Saturday, September 6, 2008

The Birds



I'm got up early this morning to enjoy a few minutes of quiet house before the kids get up and we work on our projects for the Tunbridge Fair, which starts on Thursday.
And the house is quiet, but the farm is a fucking riot of bird noise.


There is Buster the Rooster, whose ninety-decibel crow is only slightly muted by the walls of the heifer barn. There is the new little rooster, christened Mr. Feather by Harley, who hatched from some eggs we incubated this spring. He is Buster's son and likely on his way to a new level of rooster operatics, but he's just starting with his first raspy crows this week. I think it's hard for a rooster to be outcrowed, and Mr. Feather answers every one of Buster's calls and then practices in between.


The roosters are making a lot of noise, but the crazy loudness is coming from the field in front of the house. There are maybe a thousand birds, maybe more, flying and cawing. At first I thought maybe there was a migration going by, but migratory birds usually stay higher than this and they usually save their energy for flying, emitting only the occasional honk, chirp or quack. These birds are flying in groups, but they're just flying back and forth across the field, from the trees on one side to the trees on the other. Sometimes the whole group does a swoop up high or down low, but mostly they are just zooming back and forth, sometimes running their groups right through each other, like a bird game of Chicken, except that no self-respecting bird would give the name, "Chicken," any place in a game of fancy flying and mock aerial combat.


The birds are definitely cawing, but they aren't big enough to be crows. They don't look big enough to be making such a deep noise. They look about the size of grackles, but I didn't think grackles did the flock thing until I just looked it up on Wikipedia and learned that joining up in a big gang and making a boatload of noise is what grackles do in the fall. What fun. Well, if it's grackles, that explains a lot. Grackles are sort of fun to watch, once you get over the part where they are nesting in the house, waking the baby with their 700 tph (trips per hour) nest making and baby-bird feeding, and filling the soffits with their toxic bird shit.

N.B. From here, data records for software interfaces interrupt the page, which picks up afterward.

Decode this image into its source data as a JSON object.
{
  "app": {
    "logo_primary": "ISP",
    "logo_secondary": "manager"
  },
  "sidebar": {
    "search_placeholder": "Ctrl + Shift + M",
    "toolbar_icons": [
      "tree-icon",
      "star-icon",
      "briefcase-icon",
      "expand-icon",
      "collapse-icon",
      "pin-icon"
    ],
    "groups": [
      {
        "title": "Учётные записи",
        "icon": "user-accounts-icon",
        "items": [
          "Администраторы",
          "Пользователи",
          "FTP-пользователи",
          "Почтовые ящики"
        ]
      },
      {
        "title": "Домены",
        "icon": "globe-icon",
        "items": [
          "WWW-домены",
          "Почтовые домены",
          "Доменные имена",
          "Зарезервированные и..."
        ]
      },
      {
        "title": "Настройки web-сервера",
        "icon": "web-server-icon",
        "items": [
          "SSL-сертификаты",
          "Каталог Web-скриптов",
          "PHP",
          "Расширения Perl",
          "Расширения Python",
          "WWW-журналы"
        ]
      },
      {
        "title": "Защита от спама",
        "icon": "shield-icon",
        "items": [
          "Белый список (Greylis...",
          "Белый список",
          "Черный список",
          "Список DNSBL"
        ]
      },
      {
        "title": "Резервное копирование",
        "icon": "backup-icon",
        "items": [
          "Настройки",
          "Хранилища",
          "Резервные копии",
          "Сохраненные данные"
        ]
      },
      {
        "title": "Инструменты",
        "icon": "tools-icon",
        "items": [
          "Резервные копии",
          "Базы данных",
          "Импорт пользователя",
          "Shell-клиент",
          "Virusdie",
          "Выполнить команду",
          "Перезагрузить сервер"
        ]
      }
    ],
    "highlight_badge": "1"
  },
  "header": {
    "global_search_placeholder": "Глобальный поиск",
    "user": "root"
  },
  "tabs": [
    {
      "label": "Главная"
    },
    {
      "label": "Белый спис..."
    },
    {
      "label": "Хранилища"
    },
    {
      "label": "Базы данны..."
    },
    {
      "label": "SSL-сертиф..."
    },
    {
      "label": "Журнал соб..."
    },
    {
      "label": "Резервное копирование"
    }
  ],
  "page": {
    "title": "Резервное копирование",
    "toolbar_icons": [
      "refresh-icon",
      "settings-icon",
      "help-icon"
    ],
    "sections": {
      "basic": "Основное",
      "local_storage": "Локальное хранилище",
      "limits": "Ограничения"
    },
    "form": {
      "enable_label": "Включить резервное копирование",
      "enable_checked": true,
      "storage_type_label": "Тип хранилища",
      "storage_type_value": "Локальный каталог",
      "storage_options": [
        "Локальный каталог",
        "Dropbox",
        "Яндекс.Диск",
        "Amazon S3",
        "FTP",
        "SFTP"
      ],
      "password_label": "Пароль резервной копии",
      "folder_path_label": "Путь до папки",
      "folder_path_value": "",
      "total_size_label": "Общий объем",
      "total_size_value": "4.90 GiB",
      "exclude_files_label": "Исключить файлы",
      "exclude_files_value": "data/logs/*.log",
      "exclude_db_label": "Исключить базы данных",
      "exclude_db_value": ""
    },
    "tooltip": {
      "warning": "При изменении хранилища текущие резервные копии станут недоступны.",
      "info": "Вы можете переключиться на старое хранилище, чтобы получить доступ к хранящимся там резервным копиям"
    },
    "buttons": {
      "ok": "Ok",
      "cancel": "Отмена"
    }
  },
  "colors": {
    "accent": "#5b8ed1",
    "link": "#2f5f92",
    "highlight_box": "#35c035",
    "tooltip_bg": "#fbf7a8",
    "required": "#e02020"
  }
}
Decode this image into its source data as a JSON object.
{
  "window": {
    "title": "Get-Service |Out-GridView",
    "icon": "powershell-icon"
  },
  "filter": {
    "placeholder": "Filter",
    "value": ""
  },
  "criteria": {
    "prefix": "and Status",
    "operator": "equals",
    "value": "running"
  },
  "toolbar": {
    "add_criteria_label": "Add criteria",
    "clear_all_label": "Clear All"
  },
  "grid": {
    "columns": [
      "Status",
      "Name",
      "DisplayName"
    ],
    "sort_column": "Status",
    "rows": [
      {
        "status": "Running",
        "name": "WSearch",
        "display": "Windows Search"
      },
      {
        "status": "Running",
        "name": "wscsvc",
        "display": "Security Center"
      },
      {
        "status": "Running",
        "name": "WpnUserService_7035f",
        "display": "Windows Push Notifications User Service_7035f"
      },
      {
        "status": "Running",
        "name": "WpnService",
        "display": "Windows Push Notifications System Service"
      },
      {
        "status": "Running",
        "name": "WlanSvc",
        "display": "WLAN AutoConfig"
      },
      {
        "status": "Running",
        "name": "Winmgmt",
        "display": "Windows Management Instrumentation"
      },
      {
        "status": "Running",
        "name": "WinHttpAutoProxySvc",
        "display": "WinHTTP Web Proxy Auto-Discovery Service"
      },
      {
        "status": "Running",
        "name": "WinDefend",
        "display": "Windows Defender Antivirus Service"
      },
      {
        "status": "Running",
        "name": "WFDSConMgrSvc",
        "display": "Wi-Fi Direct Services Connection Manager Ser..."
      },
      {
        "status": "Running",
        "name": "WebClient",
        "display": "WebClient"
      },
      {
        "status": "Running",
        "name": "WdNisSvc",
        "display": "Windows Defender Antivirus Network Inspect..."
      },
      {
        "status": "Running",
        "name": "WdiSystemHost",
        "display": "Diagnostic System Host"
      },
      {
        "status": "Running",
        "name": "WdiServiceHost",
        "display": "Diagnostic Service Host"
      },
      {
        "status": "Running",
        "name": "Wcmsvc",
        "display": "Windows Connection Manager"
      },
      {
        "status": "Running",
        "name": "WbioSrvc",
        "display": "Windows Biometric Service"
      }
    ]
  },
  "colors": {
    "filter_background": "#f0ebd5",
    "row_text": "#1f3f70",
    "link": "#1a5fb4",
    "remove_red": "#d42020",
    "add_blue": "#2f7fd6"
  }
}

I get great comfort, when I am lying in bed desperate for twenty more minutes of sleep or sitting at the computer desperate for twenty minutes of focused work, that the world is full of people, stacked up in apartments and offices, who regularly sleep and work through traffic, sirens and maybe even the occasional human riot. I should be able to sleep through a few hundred rooster calls or work through a game of grackle Red Rover outside my door. Maybe it's different with birds, or maybe I'm just hardwired to take their calling personally. If Buster is crowing at 4:15 and Earl is already gone to the barn, I think, "Up with the rooster. Up with the rooster. I'd be a more productive person if I was up with the rooster." If a flock of geese fly over, on perfect seasonal schedule, I fret over all the things I haven't done to get ready for winter. The grackles don't move me to self improvement, but they do piss me off with all their raucous, unmannered fun.
Well, now the kids are up and the grackles have gone to show off for someone else. I was up with the rooster but made no progress on the seasonal program. I have, however, supper all planned out.
Revenge might be a dish best served cold, but we'll be having hot, steamy chicken pot pie.